For two terrible hours it seemed to Railsford as if the young life were slipping through his hands; and he scarcely knew at one time if the prayer he sent up would reach its destination before the soul of him on whose behalf it rose. But soon after the school clock had tolled eight, and when the clear spring sun rising above the chapel tower sent its rays cheerily into the sick-chamber, the breathing became smoother and more regular, and the hand on which that of Railsford rested grew moist.
The doctor arrived an hour later, and smiled approvingly as he glanced at the patient.
“He’s going to behave himself after all,” said he. “You’ll find he will wake up in an hour or two with an appetite. Give him an egg beaten up in milk, with a spoonful of brandy.”
“What about his parents?” asked Railsford.
“They will be here by the four-o’clock train. What about your breakfast? you’ve had nothing since midday yesterday; and if you’re going to have your turn at that sort of thing,” added he, pointing to the bed, “you’d better get yourself into good trim first. Get Mrs Phillips to cook you a steak, and put yourself outside it. You can leave him safely for twenty minutes or so.”
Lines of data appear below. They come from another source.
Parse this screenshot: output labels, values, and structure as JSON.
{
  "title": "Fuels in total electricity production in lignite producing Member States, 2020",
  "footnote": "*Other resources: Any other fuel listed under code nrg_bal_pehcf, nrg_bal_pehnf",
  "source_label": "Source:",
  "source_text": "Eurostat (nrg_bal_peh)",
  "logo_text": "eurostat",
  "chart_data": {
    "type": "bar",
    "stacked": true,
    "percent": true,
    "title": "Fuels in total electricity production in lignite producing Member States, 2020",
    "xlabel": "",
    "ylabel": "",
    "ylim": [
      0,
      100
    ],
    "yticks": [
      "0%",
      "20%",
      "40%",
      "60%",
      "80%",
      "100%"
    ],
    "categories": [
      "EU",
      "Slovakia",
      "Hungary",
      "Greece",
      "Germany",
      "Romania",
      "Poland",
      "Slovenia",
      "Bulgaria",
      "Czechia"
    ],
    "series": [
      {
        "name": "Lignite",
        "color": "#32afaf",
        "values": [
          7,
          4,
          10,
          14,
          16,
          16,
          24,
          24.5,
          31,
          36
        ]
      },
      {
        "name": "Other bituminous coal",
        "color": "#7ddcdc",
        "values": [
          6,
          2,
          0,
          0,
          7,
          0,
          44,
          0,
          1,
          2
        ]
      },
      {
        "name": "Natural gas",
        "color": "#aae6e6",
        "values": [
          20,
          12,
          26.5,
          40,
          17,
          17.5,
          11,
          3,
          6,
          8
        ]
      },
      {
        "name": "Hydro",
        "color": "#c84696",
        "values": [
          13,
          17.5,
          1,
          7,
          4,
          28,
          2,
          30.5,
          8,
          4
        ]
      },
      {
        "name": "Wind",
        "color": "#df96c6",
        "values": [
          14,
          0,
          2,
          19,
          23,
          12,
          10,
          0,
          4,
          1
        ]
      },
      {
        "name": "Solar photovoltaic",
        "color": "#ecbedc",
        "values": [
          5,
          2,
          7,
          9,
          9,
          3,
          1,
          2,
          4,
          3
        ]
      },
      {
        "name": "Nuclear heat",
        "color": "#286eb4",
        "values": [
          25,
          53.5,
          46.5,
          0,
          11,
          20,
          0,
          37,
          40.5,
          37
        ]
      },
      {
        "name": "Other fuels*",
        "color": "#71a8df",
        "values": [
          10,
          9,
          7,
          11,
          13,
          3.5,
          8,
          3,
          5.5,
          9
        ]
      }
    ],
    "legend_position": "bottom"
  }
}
Branscombe slept steadily and quietly through the forenoon, and then woke, clear in mind, and, as the doctor anticipated, with an appetite.
He swallowed the meal prepared for him with considerably less pain than yesterday, and then, for the first time, recognised his nurse.
“Thank you, sir,” said he; “have I been seedy long?”
“You were rather poorly yesterday, old fellow,” said Railsford, “and you must keep very quiet now, and not talk.”
The patient evinced no desire to disobey either of these injunctions, and composed himself once more to sleep.
Before he awoke, a cab had driven into the courtyard and set down three passengers. Two of them were Mr and Mrs Branscombe, the third was a trained nurse from London.
As they appeared on the scene, joined almost immediately by the doctor, Railsford quietly slipped away from the room and signalled to the cabman to stop and pick him up. Five minutes later, he and his portmanteau were bowling towards the station, a day late for the boat-race. But in other respects Mark Railsford was a happy man, and a better one for his night’s vigil in the Valley of the Shadow of Death.